The Greek Catholic church in Yabroud, which was vandalised by rebel fighters The Greek Catholic church in Yabroud, which was vandalised by rebel fighters ( Emma Abbas)














At the corner of one street, I came across the Syrian army field commander who had battered his way into Yabroud, Colonel Median Abbadeh. He described a two-stage battle - the shellfire was still banging away in the foothills above us as we spoke - which will inevitably now move on to the town of Rankous, where Jabhat al-Nusra is still holding out. But of one thing he was insistent: the Lebanese town of Arsal - from which the rebels had brought so much ammunition into Syria - was now cut off behind the Lebanese border. Another blow to Assad's opponents.

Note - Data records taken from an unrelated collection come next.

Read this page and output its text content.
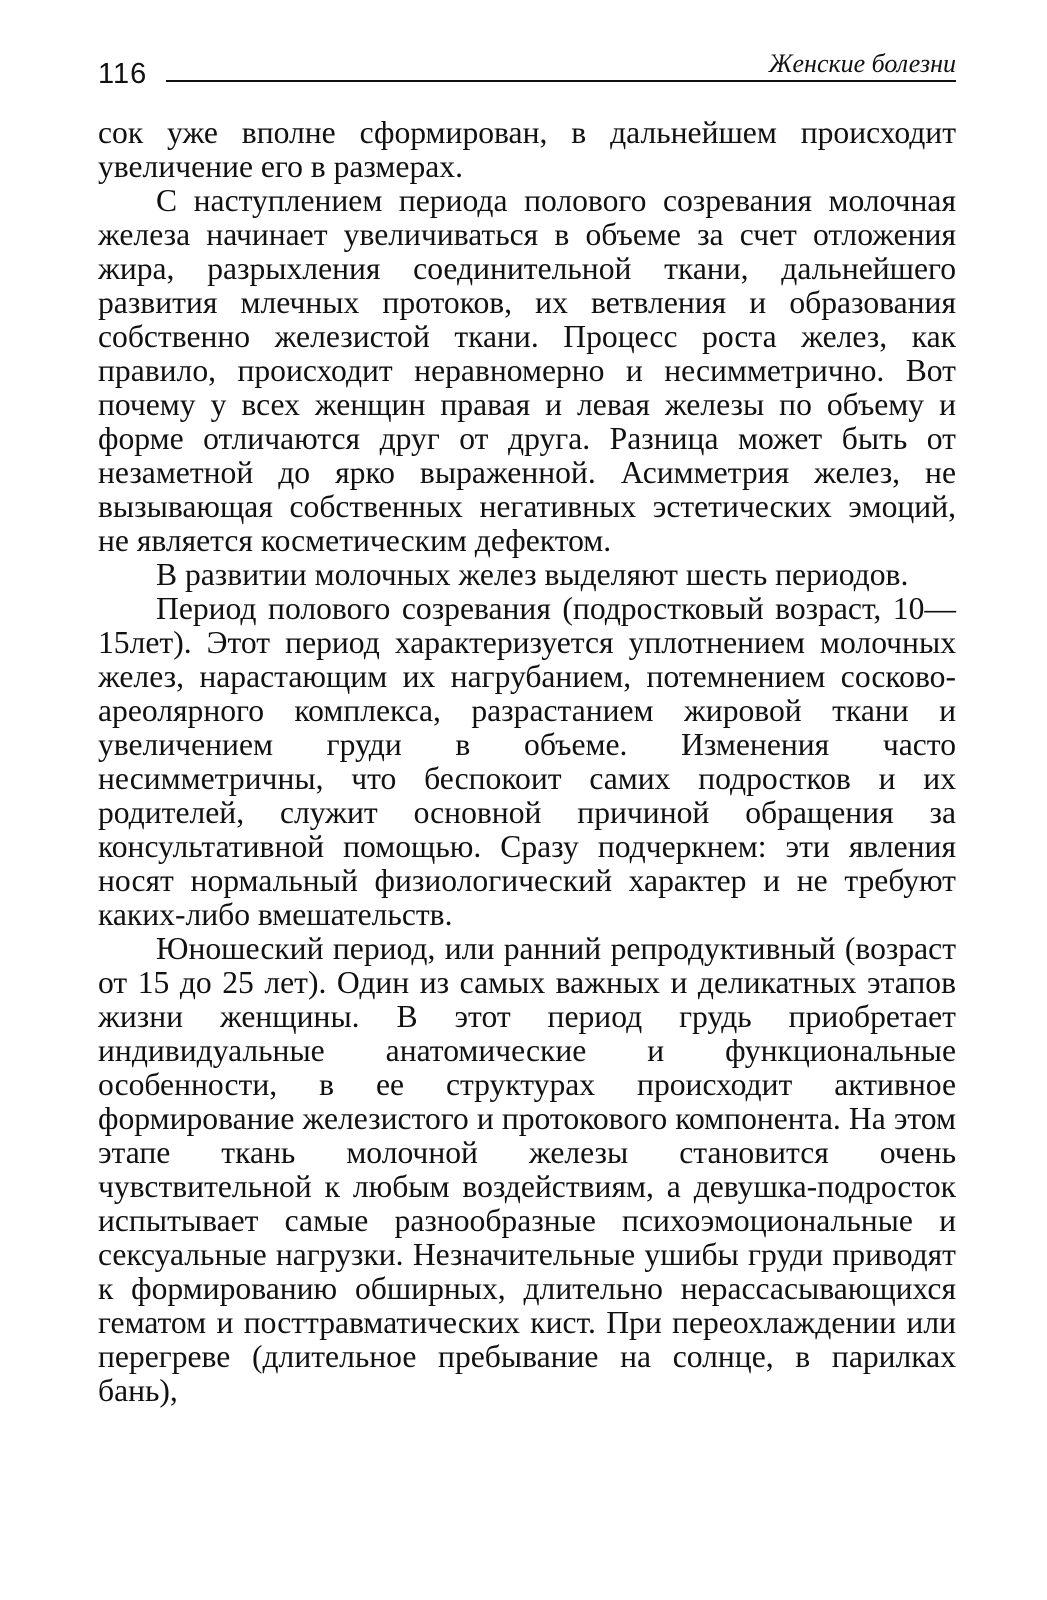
116	Женские болезни

сок уже вполне сформирован, в дальнейшем происходит увеличение его в размерах.

С наступлением периода полового созревания молочная железа начинает увеличиваться в объеме за счет отложения жира, разрыхления соединительной ткани, дальнейшего развития млечных протоков, их ветвления и образования собственно железистой ткани. Процесс роста желез, как правило, происходит неравномерно и несимметрично. Вот почему у всех женщин правая и левая железы по объему и форме отличаются друг от друга. Разница может быть от незаметной до ярко выраженной. Асимметрия желез, не вызывающая собственных негативных эстетических эмоций, не является косметическим дефектом.

В развитии молочных желез выделяют шесть периодов.

Период полового созревания (подростковый возраст, 10—15лет). Этот период характеризуется уплотнением молочных желез, нарастающим их нагрубанием, потемнением сосково-ареолярного комплекса, разрастанием жировой ткани и увеличением груди в объеме. Изменения часто несимметричны, что беспокоит самих подростков и их родителей, служит основной причиной обращения за консультативной помощью. Сразу подчеркнем: эти явления носят нормальный физиологический характер и не требуют каких-либо вмешательств.

Юношеский период, или ранний репродуктивный (возраст от 15 до 25 лет). Один из самых важных и деликатных этапов жизни женщины. В этот период грудь приобретает индивидуальные анатомические и функциональные особенности, в ее структурах происходит активное формирование железистого и протокового компонента. На этом этапе ткань молочной железы становится очень чувствительной к любым воздействиям, а девушка-подросток испытывает самые разнообразные психоэмоциональные и сексуальные нагрузки. Незначительные ушибы груди приводят к формированию обширных, длительно нерассасывающихся гематом и посттравматических кист. При переохлаждении или перегреве (длительное пребывание на солнце, в парилках бань),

Abbadeh's soldiers had been fighting for two days without sleeping but they looked like men who believed they were winning - and that may indeed be the truth. Unless they lose Yabroud - as they did Maaloula last year after recapturing it for the government - the Syrian army looks set on staying here.  Hence the flag-raising and all the references to "victory", "courage" and "heroism". General Ali's speech went on and on - why do all generals make the same speeches? - but the old posters still remained on the walls.

One was entitled "The People's Liberation Party of Yabroud". It read: "If you are patient and you are devoted to God, the cunning of your enemies will not harm you."  But a lot of harm did come to the rebels in Yabroud. Unusually the Syrians took prisoners.  Ominously, I saw none.

The Syrians officers said they had found Egyptian and Emirates passports in the town. They were real, they said, and were taken from the corpses of their dead owners - they could, alas, not produce them for me to see - although they had names.

Abdul-Rahman Mehrez was the commander of the Ahrar al-Sham brigade. And there was a Tunisian called Mahmoud Osman al-Barsha. Mohamed al-Qudaini, leader of the Maghawiral-Qalamoun brigade. Omar Sulieman Khaznah, leader of the Fajr al-Islam brigade. The list went on and on.

Yabroud is - or was - a rich town. Its many families who left Syria include that of President Carlos Menem of Argentina, who revisited his home town on 23 November 1994. There's even a monument to the event, covered in the green, white and black flag of the rebels. Perhaps those families will pay to rebuild this town. But who will pay to rebuild Syria?

Yabroud now looks like much of Syria. Trashed, gutted, fought over, rubbled. And it will, no doubt, be counted a famous victory.